Работа увлекла, и лишь скрипнувшая за спиной дверь вырвала из состояния сосредоточенности.
– Тебе все мало? Посидел бы с нами. Сын скучает. – Оля начинала раздеваться, собираясь лечь спать.
Слов не было, а смотреть телевизор он не хотел. Что-то разговоры в последнее время не клеились. Интересно, любит ли он ее? Когда они женились, любил точно. Он даже помнил чувство полного помутнения и счастья. Помнил, как радовался рождению Матвея и как дружно встречали ее из роддома. Он все помнил. Порой даже казалось, что память раздражала своим вечным желанием напомнить о чем-то в самый неподходящий момент. Но сейчас он просто не понимал, что от него хотят и каким нужно стать.
– Когда у тебя зарплата? Ах, зачем ты тогда ушел в университет? Ведь мог зарабатывать куда больше. – Оля продолжала, словно забыв, с чего начинался разговор.
– Снова? Оля, ты же все знаешь. Зачем говорить о прошлом, которое невозможно вернуть?
Засыпали, как всегда в последнее время, повернувшись спинами друг к другу, и Роберт чувствовал, что прежние отношения ушли в небытие, растворившись в повседневных заботах и тысяче проблем, от которых не было спасения.
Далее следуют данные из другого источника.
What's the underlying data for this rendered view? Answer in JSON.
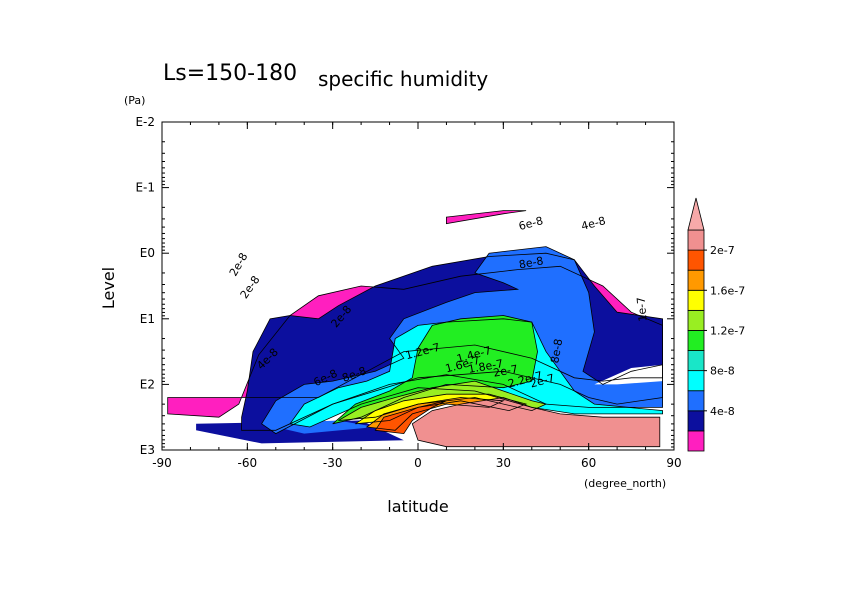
{
  "chart_data": {
    "type": "heatmap",
    "title": "Ls=150-180",
    "subtitle": "specific humidity",
    "xlabel": "latitude",
    "xunits": "(degree_north)",
    "ylabel": "Level",
    "yunits": "(Pa)",
    "xlim": [
      -90,
      90
    ],
    "ylim_log10_pa": [
      -2,
      3
    ],
    "y_scale": "log",
    "x_ticks": [
      "-90",
      "-60",
      "-30",
      "0",
      "30",
      "60",
      "90"
    ],
    "y_ticks": [
      "E-2",
      "E-1",
      "E0",
      "E1",
      "E2",
      "E3"
    ],
    "colorbar": {
      "labels": [
        "2e-7",
        "1.6e-7",
        "1.2e-7",
        "8e-8",
        "4e-8"
      ],
      "levels": [
        2e-08,
        4e-08,
        6e-08,
        8e-08,
        1e-07,
        1.2e-07,
        1.4e-07,
        1.6e-07,
        1.8e-07,
        2e-07,
        2.2e-07
      ],
      "colors": [
        "#ff1fbf",
        "#0c0f9e",
        "#1f6fff",
        "#00ffff",
        "#19e6c8",
        "#22ee22",
        "#99ee22",
        "#ffff00",
        "#ff9900",
        "#ff5500",
        "#f09090"
      ],
      "position": "right"
    },
    "contour_labels": [
      "2e-8",
      "2e-8",
      "2e-8",
      "4e-8",
      "4e-8",
      "6e-8",
      "6e-8",
      "8e-8",
      "8e-8",
      "8e-8",
      "1e-7",
      "1.2e-7",
      "1.4e-7",
      "1.6e-7",
      "1.8e-7",
      "2e-7",
      "2e-7",
      "2.2e-7"
    ],
    "regions": [
      {
        "level": "2e-8",
        "color": "#ff1fbf",
        "poly": [
          [
            -88,
            2.2
          ],
          [
            -88,
            2.45
          ],
          [
            -70,
            2.5
          ],
          [
            -63,
            2.3
          ],
          [
            -56,
            1.55
          ],
          [
            -45,
            0.95
          ],
          [
            -35,
            0.65
          ],
          [
            -20,
            0.5
          ],
          [
            -5,
            0.55
          ],
          [
            15,
            0.35
          ],
          [
            35,
            0.25
          ],
          [
            50,
            0.2
          ],
          [
            65,
            0.5
          ],
          [
            75,
            0.9
          ],
          [
            86,
            1.1
          ],
          [
            86,
            1.9
          ],
          [
            75,
            1.9
          ],
          [
            65,
            1.95
          ],
          [
            55,
            1.9
          ],
          [
            40,
            1.6
          ],
          [
            20,
            1.4
          ],
          [
            -5,
            1.5
          ],
          [
            -35,
            2.2
          ],
          [
            -60,
            2.2
          ]
        ]
      },
      {
        "level": "2e-8",
        "color": "#ff1fbf",
        "poly": [
          [
            10,
            -0.55
          ],
          [
            30,
            -0.65
          ],
          [
            38,
            -0.65
          ],
          [
            30,
            -0.6
          ],
          [
            10,
            -0.45
          ]
        ]
      },
      {
        "level": "4e-8",
        "color": "#0c0f9e",
        "poly": [
          [
            -62,
            2.5
          ],
          [
            -60,
            2.1
          ],
          [
            -58,
            1.5
          ],
          [
            -52,
            1.0
          ],
          [
            -45,
            0.95
          ],
          [
            -35,
            1.0
          ],
          [
            -28,
            0.8
          ],
          [
            -15,
            0.5
          ],
          [
            5,
            0.2
          ],
          [
            25,
            0.05
          ],
          [
            45,
            0.0
          ],
          [
            55,
            0.1
          ],
          [
            62,
            0.5
          ],
          [
            70,
            0.9
          ],
          [
            86,
            1.0
          ],
          [
            86,
            2.2
          ],
          [
            70,
            2.3
          ],
          [
            60,
            2.2
          ],
          [
            50,
            2.0
          ],
          [
            30,
            1.8
          ],
          [
            0,
            1.9
          ],
          [
            -30,
            2.3
          ],
          [
            -50,
            2.7
          ],
          [
            -62,
            2.7
          ]
        ]
      },
      {
        "level": "6e-8",
        "color": "#1f6fff",
        "poly": [
          [
            -55,
            2.6
          ],
          [
            -50,
            2.25
          ],
          [
            -40,
            2.0
          ],
          [
            -30,
            1.95
          ],
          [
            -15,
            1.8
          ],
          [
            -5,
            1.6
          ],
          [
            -10,
            1.3
          ],
          [
            -5,
            1.0
          ],
          [
            10,
            0.75
          ],
          [
            20,
            0.6
          ],
          [
            35,
            0.55
          ],
          [
            30,
            0.45
          ],
          [
            20,
            0.3
          ],
          [
            25,
            0.0
          ],
          [
            45,
            -0.1
          ],
          [
            55,
            0.1
          ],
          [
            60,
            0.6
          ],
          [
            62,
            1.2
          ],
          [
            58,
            1.8
          ],
          [
            65,
            2.0
          ],
          [
            75,
            1.8
          ],
          [
            86,
            1.7
          ],
          [
            86,
            2.35
          ],
          [
            60,
            2.35
          ],
          [
            45,
            2.3
          ],
          [
            30,
            2.0
          ],
          [
            10,
            1.85
          ],
          [
            -10,
            2.0
          ],
          [
            -30,
            2.3
          ],
          [
            -50,
            2.75
          ]
        ]
      },
      {
        "level": "8e-8",
        "color": "#00ffff",
        "poly": [
          [
            -45,
            2.6
          ],
          [
            -40,
            2.3
          ],
          [
            -28,
            2.05
          ],
          [
            -18,
            1.95
          ],
          [
            -10,
            1.8
          ],
          [
            -8,
            1.3
          ],
          [
            0,
            1.1
          ],
          [
            10,
            1.05
          ],
          [
            30,
            1.0
          ],
          [
            40,
            1.05
          ],
          [
            45,
            1.5
          ],
          [
            50,
            1.8
          ],
          [
            55,
            2.1
          ],
          [
            62,
            2.3
          ],
          [
            86,
            2.4
          ],
          [
            86,
            2.45
          ],
          [
            55,
            2.45
          ],
          [
            40,
            2.35
          ],
          [
            20,
            2.1
          ],
          [
            0,
            2.05
          ],
          [
            -20,
            2.3
          ],
          [
            -38,
            2.65
          ]
        ]
      },
      {
        "level": "1e-7",
        "color": "#22ee22",
        "poly": [
          [
            -30,
            2.6
          ],
          [
            -22,
            2.3
          ],
          [
            -10,
            2.1
          ],
          [
            -2,
            1.9
          ],
          [
            0,
            1.45
          ],
          [
            5,
            1.1
          ],
          [
            15,
            1.0
          ],
          [
            30,
            0.95
          ],
          [
            40,
            1.05
          ],
          [
            42,
            1.5
          ],
          [
            40,
            1.95
          ],
          [
            30,
            2.05
          ],
          [
            10,
            2.0
          ],
          [
            -5,
            2.2
          ],
          [
            -20,
            2.5
          ]
        ]
      },
      {
        "level": "1.2e-7",
        "color": "#99ee22",
        "poly": [
          [
            -28,
            2.55
          ],
          [
            -20,
            2.35
          ],
          [
            -8,
            2.2
          ],
          [
            5,
            2.05
          ],
          [
            20,
            1.95
          ],
          [
            30,
            2.1
          ],
          [
            40,
            2.25
          ],
          [
            45,
            2.3
          ],
          [
            40,
            2.4
          ],
          [
            20,
            2.2
          ],
          [
            0,
            2.3
          ],
          [
            -15,
            2.5
          ]
        ]
      },
      {
        "level": "1.4e-7",
        "color": "#ffff00",
        "poly": [
          [
            -22,
            2.6
          ],
          [
            -15,
            2.4
          ],
          [
            -5,
            2.25
          ],
          [
            10,
            2.15
          ],
          [
            25,
            2.15
          ],
          [
            38,
            2.3
          ],
          [
            32,
            2.4
          ],
          [
            15,
            2.25
          ],
          [
            0,
            2.35
          ],
          [
            -10,
            2.55
          ]
        ]
      },
      {
        "level": "1.8e-7",
        "color": "#ff9900",
        "poly": [
          [
            -18,
            2.65
          ],
          [
            -12,
            2.45
          ],
          [
            0,
            2.3
          ],
          [
            15,
            2.2
          ],
          [
            30,
            2.25
          ],
          [
            25,
            2.35
          ],
          [
            10,
            2.3
          ],
          [
            -2,
            2.45
          ],
          [
            -8,
            2.7
          ]
        ]
      },
      {
        "level": "2e-7",
        "color": "#ff5500",
        "poly": [
          [
            -15,
            2.7
          ],
          [
            -12,
            2.5
          ],
          [
            0,
            2.35
          ],
          [
            10,
            2.25
          ],
          [
            5,
            2.35
          ],
          [
            -2,
            2.55
          ],
          [
            -5,
            2.75
          ]
        ]
      },
      {
        "level": "2.2e-7",
        "color": "#f09090",
        "poly": [
          [
            0,
            2.85
          ],
          [
            -2,
            2.6
          ],
          [
            5,
            2.4
          ],
          [
            15,
            2.3
          ],
          [
            30,
            2.2
          ],
          [
            40,
            2.35
          ],
          [
            50,
            2.45
          ],
          [
            65,
            2.5
          ],
          [
            85,
            2.5
          ],
          [
            85,
            2.95
          ],
          [
            10,
            2.95
          ]
        ]
      },
      {
        "level": "0",
        "color": "#ffffff",
        "poly": [
          [
            62,
            2.0
          ],
          [
            75,
            1.75
          ],
          [
            86,
            1.7
          ],
          [
            86,
            1.95
          ],
          [
            70,
            2.0
          ]
        ]
      }
    ],
    "band_regions": [
      {
        "color": "#0c0f9e",
        "poly": [
          [
            -78,
            2.6
          ],
          [
            -20,
            2.55
          ],
          [
            -5,
            2.85
          ],
          [
            -55,
            2.9
          ],
          [
            -78,
            2.7
          ]
        ]
      },
      {
        "color": "#1f6fff",
        "poly": [
          [
            -55,
            2.6
          ],
          [
            -28,
            2.55
          ],
          [
            -15,
            2.65
          ],
          [
            -40,
            2.75
          ]
        ]
      }
    ]
  }
}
Он не любил вспоминать тот период жизни, но память не отпускала, заставляя вновь и вновь возвращаться в прошлое. Гражданское право не интересовало его никогда. Воображение рисовало громкие уголовные дела, в которых он блестяще ведет свою партию, разбивая аргументы обвинения и торжественно провожая своих подзащитных из зала суда на свободу под аплодисменты и овации зрителей. И начало работы под руководством старого адвоката Исаака Моисеевича Кагана было похоже на сбывшуюся мечту. В свои шестьдесят пять Исаак Моисеевич научился разбираться в людях и тщательно отбирал помощников. Молодой парень зацепил старого адвоката умением мыслить нестандартно, находить неожиданные решения и потрясающей памятью. Роберт, в свою очередь, смотрел на своего учителя восхищенными глазами, впитывая каждое слово и подражая во всем. Но скоро пелена романтизма начала развеиваться. Вдруг стало понятно, что ни знания, ни искусство оратора, ни все то, что мы видим в кино, не являются основой успеха. Все построено на связях, на деньгах, на влиянии. Окончательно иллюзии были утрачены, когда лидеры преступной группировки, со смехом и под хохот встречавших их братков, вышли из зала суда, а угрюмый следователь, сжав кулаки, подошел к Роберту не в силах сдержать эмоции:
– Что?! Адвокат, гордись! Они свободны! Все! Все твари! Они убивали, они насиловали, они грабили, но они невиновны! Потому что вы купили все вокруг! И ты сейчас, когда пойдешь домой и ляжешь спать, знай, что благодаря тебе сегодня опять кто-то зальется слезами. Вы все скоты! Ненавижу!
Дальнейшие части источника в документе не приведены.